When asked if she found that hunch to be true, Joy-Tendai says “in part”.

“Of course you’re going to get people that are ignorant,

“The first weeks of being in Dublin, I was bated by a woman who told me to go back to my country.

“That would have been recurring, going into workplaces where people don’t believe what you’ve managed to achieve.

“Being asked questions like ‘how is it possible that a black woman from Zimbabwe would know this thing?’, as if there’s a certain type of person that should know the thing and you’re not that type.

“Being passed over for jobs and being asked to do nominal jobs.”

One would think that Joy-Tendai’s nature would be to try prove those discriminating against her as wrong – but no, she displays strength far beyond that.

“To be honest, I don’t have time to prove people wrong, I have time to prove to myself what I’m capable of doing,” she says.

“What I do is, when people have planted doubt in things that I’m capable of doing and I know that I’m able to, I’m going to prove to myself that I was right, I was able to do those things.”

Throughout the 2000s, Joy-Tendai worked in many different industries such as doing door-to-door sales, administrative compliance and being a cleaner in McDonald’s for a time in 2003.

All the while, Joy-Tendai had her first-born child and continued to support her family back home in Zimbabwe.

“In 2013, while I was doing that job, I had my two children and I was expecting a third.

“Unfortunately, under tragic circumstances, my baby died and I also had a near-death experience.

“That left me shattered, lost . . . there was a lot . . . trying to deal with the grief of the loss – I felt like it was an opportunity to go back to education.

“It was a way of fulfilling the promise to that six-year-old girl and also, honouring my son’s life.

“I don’t know what he would have become in life, but through me studying and going through the course, I feel that part of him is being honoured. I feel like I’m here doing it for him.”

So, Joy-Tendai successfully returned to education as an adult learner through the University College Dublin Access and Lifelong Learning programme.

This prepared her, in not having formal education, for studying at university level.

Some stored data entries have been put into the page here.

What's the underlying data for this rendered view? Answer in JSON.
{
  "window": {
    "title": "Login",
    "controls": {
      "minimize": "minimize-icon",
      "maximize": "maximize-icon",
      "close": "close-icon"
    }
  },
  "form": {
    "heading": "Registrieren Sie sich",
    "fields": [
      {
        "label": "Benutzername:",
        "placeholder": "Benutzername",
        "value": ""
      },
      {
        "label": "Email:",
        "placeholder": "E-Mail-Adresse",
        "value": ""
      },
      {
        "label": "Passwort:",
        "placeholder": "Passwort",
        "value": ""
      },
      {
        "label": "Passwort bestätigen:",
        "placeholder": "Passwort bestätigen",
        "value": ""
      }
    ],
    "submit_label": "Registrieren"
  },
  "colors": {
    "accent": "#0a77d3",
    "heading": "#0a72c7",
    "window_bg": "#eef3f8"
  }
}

Having completed the Access to Arts and Human Sciences course, this enabled Joy-Tendai to pursue a Bachelor of Civil Law Honours degree.

From there, the Firhouse resident completed the Barrister-at-Law degree course at King’s Inns and is currently a Pupil Barrister, practicing at the Four Courts.

“There’s a lot of learning and things to be done,” Joy explains.

“When I started, it wouldn’t have been as diverse as it is now and it’s good to see that there is more diversity at at the Bar – including men, women and people of different ethnicity.”

Reflecting on her journey and when asked what she would say to her six-year-old self, Joy-Tendai offers up a message that has been a common thread throughout her life – the long-game.

“Always believe in yourself, you are your best cheerleader,” she says.

“No matter what other people tell or persuade you from what you want to do, if you have a dream that is implanted within you, hold onto that.

“Some people are able to access things immediately, their road is A to B. For some people it’s A to Z to B to E.

“What I’m trying to say is concentrate on the long game.”